Gejala decoupling, sebagaimana digambarkan di atas,
disebabkan, karena fungsi uang bukan lagi sekedar menjadi alat tukar dan
penyimpanan kekayaan, tetapi telah menjadi komoditas yang
diperjualbelikan dan sangat menguntungkan bagi mereka yang memperoleh
gain. Meskipun bisa berlaku mengalami kerugian milyaran dollar AS.
Berdasarkan realitas itulah, maka Konferensi Tahunan Association of
Muslim Scientist di Chicago, Oktober 1998 yang membahas masalah krisis
ekonomi Asia dalam perspektif ekonomi Islam, menyepakati bahwa akar
persoalan krisis adalah perkembangan sektor finansial yang berjalan
sendiri, tanpa terkait dengan sektor riel.
Kegiatan bisnis yang
memisahkan sektor moneter dan riil, tidak lain adalah praktek riba.

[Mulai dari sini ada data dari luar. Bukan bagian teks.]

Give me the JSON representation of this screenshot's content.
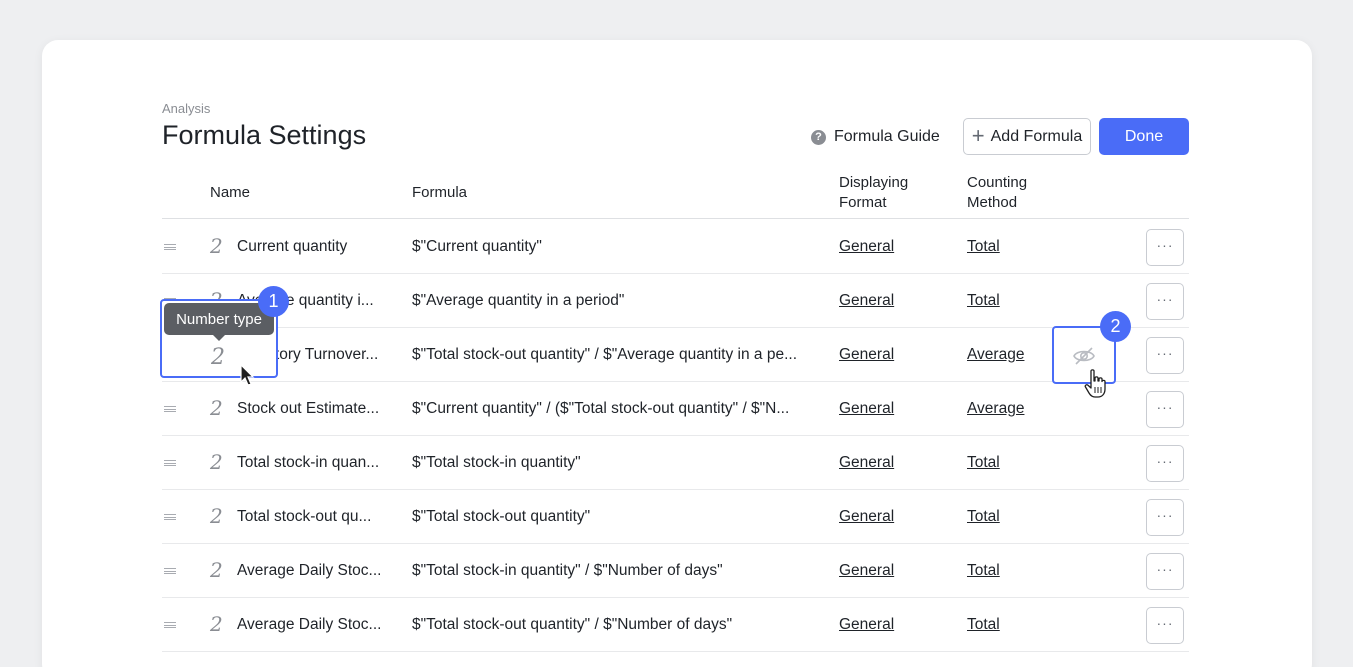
{
  "header": {
    "breadcrumb": "Analysis",
    "title": "Formula Settings",
    "guide_label": "Formula Guide",
    "add_label": "Add Formula",
    "done_label": "Done"
  },
  "columns": {
    "name": "Name",
    "formula": "Formula",
    "display": "Displaying Format",
    "count": "Counting Method"
  },
  "rows": [
    {
      "type": "2",
      "name": "Current quantity",
      "formula": "$\"Current quantity\"",
      "display": "General",
      "count": "Total"
    },
    {
      "type": "2",
      "name": "Average quantity i...",
      "formula": "$\"Average quantity in a period\"",
      "display": "General",
      "count": "Total"
    },
    {
      "type": "2",
      "name": "Inventory Turnover...",
      "formula": "$\"Total stock-out quantity\" / $\"Average quantity in a pe...",
      "display": "General",
      "count": "Average"
    },
    {
      "type": "2",
      "name": "Stock out Estimate...",
      "formula": "$\"Current quantity\" / ($\"Total stock-out quantity\" / $\"N...",
      "display": "General",
      "count": "Average"
    },
    {
      "type": "2",
      "name": "Total stock-in quan...",
      "formula": "$\"Total stock-in quantity\"",
      "display": "General",
      "count": "Total"
    },
    {
      "type": "2",
      "name": "Total stock-out qu...",
      "formula": "$\"Total stock-out quantity\"",
      "display": "General",
      "count": "Total"
    },
    {
      "type": "2",
      "name": "Average Daily Stoc...",
      "formula": "$\"Total stock-in quantity\" / $\"Number of days\"",
      "display": "General",
      "count": "Total"
    },
    {
      "type": "2",
      "name": "Average Daily Stoc...",
      "formula": "$\"Total stock-out quantity\" / $\"Number of days\"",
      "display": "General",
      "count": "Total"
    }
  ],
  "callouts": {
    "badge1": "1",
    "badge2": "2",
    "tooltip": "Number type",
    "type_icon": "2"
  },
  "icons": {
    "help": "question-circle-icon",
    "add": "plus-icon",
    "drag": "drag-handle-icon",
    "more": "ellipsis-icon",
    "hide": "eye-off-icon"
  },
  "colors": {
    "accent": "#4a6cf7",
    "tooltip_bg": "#5b5e63"
  }
}
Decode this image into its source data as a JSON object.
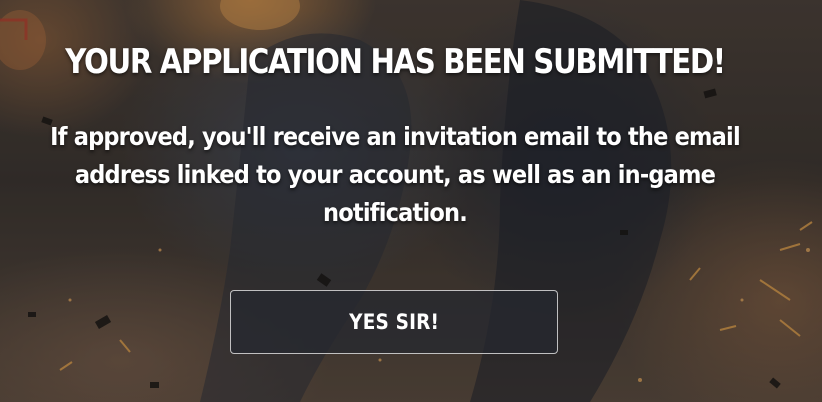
{
  "dialog": {
    "title": "YOUR APPLICATION HAS BEEN SUBMITTED!",
    "message_lines": [
      "If approved, you'll receive an invitation email to the email",
      "address linked to your account, as well as an in-game",
      "notification."
    ],
    "confirm_label": "YES SIR!"
  },
  "colors": {
    "text": "#ffffff",
    "button_border": "#dcdcdc",
    "button_fill": "#26282f"
  }
}
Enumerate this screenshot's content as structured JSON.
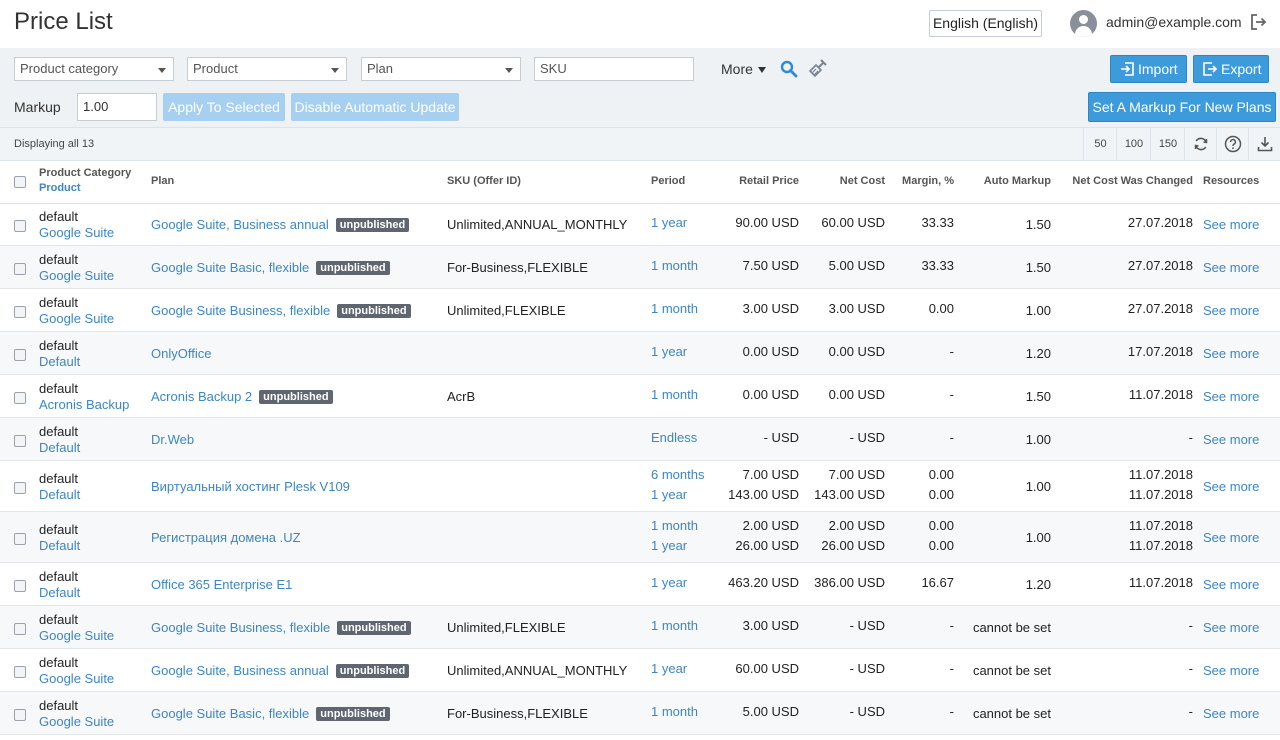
{
  "header": {
    "title": "Price List",
    "language": "English (English)",
    "user": "admin@example.com"
  },
  "filters": {
    "product_category": "Product category",
    "product": "Product",
    "plan": "Plan",
    "sku": "SKU",
    "more": "More",
    "import": "Import",
    "export": "Export"
  },
  "markup": {
    "label": "Markup",
    "value": "1.00",
    "apply": "Apply To Selected",
    "disable": "Disable Automatic Update",
    "new_plans": "Set A Markup For New Plans"
  },
  "display": {
    "text": "Displaying all 13",
    "page_sizes": [
      "50",
      "100",
      "150"
    ]
  },
  "columns": {
    "category": "Product Category",
    "product": "Product",
    "plan": "Plan",
    "sku": "SKU (Offer ID)",
    "period": "Period",
    "retail": "Retail Price",
    "netcost": "Net Cost",
    "margin": "Margin, %",
    "auto": "Auto Markup",
    "changed": "Net Cost Was Changed",
    "resources": "Resources"
  },
  "rows": [
    {
      "category": "default",
      "product": "Google Suite",
      "plan": "Google Suite, Business annual",
      "badge": "unpublished",
      "sku": "Unlimited,ANNUAL_MONTHLY",
      "periods": [
        "1 year"
      ],
      "retail": [
        "90.00 USD"
      ],
      "netcost": [
        "60.00 USD"
      ],
      "margin": [
        "33.33"
      ],
      "auto": "1.50",
      "changed": [
        "27.07.2018"
      ],
      "resources": "See more"
    },
    {
      "category": "default",
      "product": "Google Suite",
      "plan": "Google Suite Basic, flexible",
      "badge": "unpublished",
      "sku": "For-Business,FLEXIBLE",
      "periods": [
        "1 month"
      ],
      "retail": [
        "7.50 USD"
      ],
      "netcost": [
        "5.00 USD"
      ],
      "margin": [
        "33.33"
      ],
      "auto": "1.50",
      "changed": [
        "27.07.2018"
      ],
      "resources": "See more"
    },
    {
      "category": "default",
      "product": "Google Suite",
      "plan": "Google Suite Business, flexible",
      "badge": "unpublished",
      "sku": "Unlimited,FLEXIBLE",
      "periods": [
        "1 month"
      ],
      "retail": [
        "3.00 USD"
      ],
      "netcost": [
        "3.00 USD"
      ],
      "margin": [
        "0.00"
      ],
      "auto": "1.00",
      "changed": [
        "27.07.2018"
      ],
      "resources": "See more"
    },
    {
      "category": "default",
      "product": "Default",
      "plan": "OnlyOffice",
      "badge": "",
      "sku": "",
      "periods": [
        "1 year"
      ],
      "retail": [
        "0.00 USD"
      ],
      "netcost": [
        "0.00 USD"
      ],
      "margin": [
        "-"
      ],
      "auto": "1.20",
      "changed": [
        "17.07.2018"
      ],
      "resources": "See more"
    },
    {
      "category": "default",
      "product": "Acronis Backup",
      "plan": "Acronis Backup 2",
      "badge": "unpublished",
      "sku": "AcrB",
      "periods": [
        "1 month"
      ],
      "retail": [
        "0.00 USD"
      ],
      "netcost": [
        "0.00 USD"
      ],
      "margin": [
        "-"
      ],
      "auto": "1.50",
      "changed": [
        "11.07.2018"
      ],
      "resources": "See more"
    },
    {
      "category": "default",
      "product": "Default",
      "plan": "Dr.Web",
      "badge": "",
      "sku": "",
      "periods": [
        "Endless"
      ],
      "retail": [
        "- USD"
      ],
      "netcost": [
        "- USD"
      ],
      "margin": [
        "-"
      ],
      "auto": "1.00",
      "changed": [
        "-"
      ],
      "resources": "See more"
    },
    {
      "category": "default",
      "product": "Default",
      "plan": "Виртуальный хостинг Plesk V109",
      "badge": "",
      "sku": "",
      "periods": [
        "6 months",
        "1 year"
      ],
      "retail": [
        "7.00 USD",
        "143.00 USD"
      ],
      "netcost": [
        "7.00 USD",
        "143.00 USD"
      ],
      "margin": [
        "0.00",
        "0.00"
      ],
      "auto": "1.00",
      "changed": [
        "11.07.2018",
        "11.07.2018"
      ],
      "resources": "See more"
    },
    {
      "category": "default",
      "product": "Default",
      "plan": "Регистрация домена .UZ",
      "badge": "",
      "sku": "",
      "periods": [
        "1 month",
        "1 year"
      ],
      "retail": [
        "2.00 USD",
        "26.00 USD"
      ],
      "netcost": [
        "2.00 USD",
        "26.00 USD"
      ],
      "margin": [
        "0.00",
        "0.00"
      ],
      "auto": "1.00",
      "changed": [
        "11.07.2018",
        "11.07.2018"
      ],
      "resources": "See more"
    },
    {
      "category": "default",
      "product": "Default",
      "plan": "Office 365 Enterprise E1",
      "badge": "",
      "sku": "",
      "periods": [
        "1 year"
      ],
      "retail": [
        "463.20 USD"
      ],
      "netcost": [
        "386.00 USD"
      ],
      "margin": [
        "16.67"
      ],
      "auto": "1.20",
      "changed": [
        "11.07.2018"
      ],
      "resources": "See more"
    },
    {
      "category": "default",
      "product": "Google Suite",
      "plan": "Google Suite Business, flexible",
      "badge": "unpublished",
      "sku": "Unlimited,FLEXIBLE",
      "periods": [
        "1 month"
      ],
      "retail": [
        "3.00 USD"
      ],
      "netcost": [
        "- USD"
      ],
      "margin": [
        "-"
      ],
      "auto": "cannot be set",
      "changed": [
        "-"
      ],
      "resources": "See more"
    },
    {
      "category": "default",
      "product": "Google Suite",
      "plan": "Google Suite, Business annual",
      "badge": "unpublished",
      "sku": "Unlimited,ANNUAL_MONTHLY",
      "periods": [
        "1 year"
      ],
      "retail": [
        "60.00 USD"
      ],
      "netcost": [
        "- USD"
      ],
      "margin": [
        "-"
      ],
      "auto": "cannot be set",
      "changed": [
        "-"
      ],
      "resources": "See more"
    },
    {
      "category": "default",
      "product": "Google Suite",
      "plan": "Google Suite Basic, flexible",
      "badge": "unpublished",
      "sku": "For-Business,FLEXIBLE",
      "periods": [
        "1 month"
      ],
      "retail": [
        "5.00 USD"
      ],
      "netcost": [
        "- USD"
      ],
      "margin": [
        "-"
      ],
      "auto": "cannot be set",
      "changed": [
        "-"
      ],
      "resources": "See more"
    }
  ],
  "colors": {
    "accent": "#3d9bdc",
    "link": "#3b86c6",
    "badge": "#5f6670",
    "disabled": "#a7cff0"
  }
}
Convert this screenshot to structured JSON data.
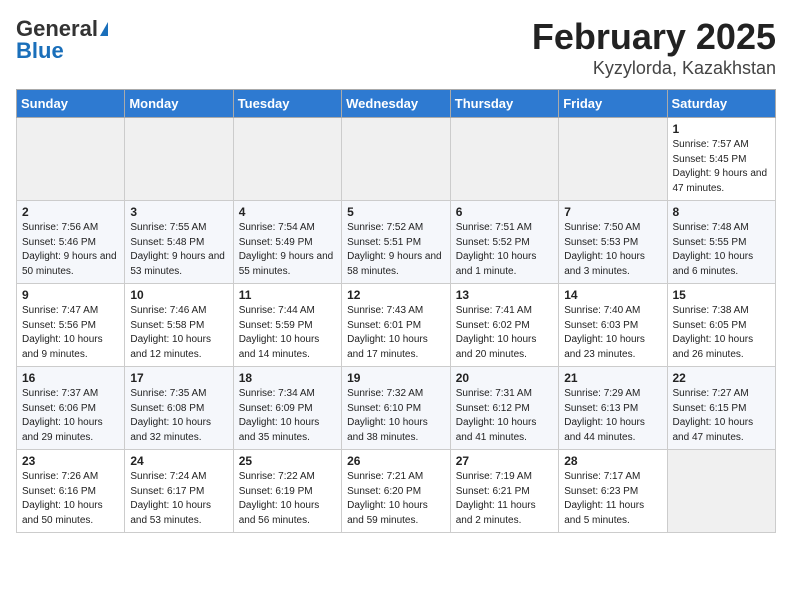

Istilah kontemporer menyebutnya derivatif. Dalam transaksi derivatif
saat ini, sesungguhnya telah menyatu tiga serangkai riba, maysir dan
gharar. Sistem bisnis derivatif dalam pandangan Islam, merupakan sebuah
kejahatan besar, sehinga pelakunya abadi di neraka (2:275), karena
dosanya tak termaafkan. Dampaknya bisa menghangcurkan ekonomi banyak
negara sebagai mana yang kita rasakan dan saksikan saat ini. Jika sebuah
negara terjun ke jurang krisis, maka ratusan juta bisa menderita,
Bayangkan jika 10, 20 atau 30 negara diterpa krisis, berapa milyard umat
manusia yang menjadi sengsara dan makin miskin akibat sistem yang
salah, sistem yang menghalalkan riba, maysir dan gharar. Oleh karena
jahatnya transaksi derivatif, maka George Soros menyebutnya sebagai
hydrogen bombs, sementara Warren Buffett menjulukinya sebagai financial
weapons of mass destruction
Transkasi derivatif telah menjelma
menjadi bom waktu yang setiap saat bisa meledak dan menciptakan
mega-catastrophic yang dapat meluluhlantakkan sistem finansial global.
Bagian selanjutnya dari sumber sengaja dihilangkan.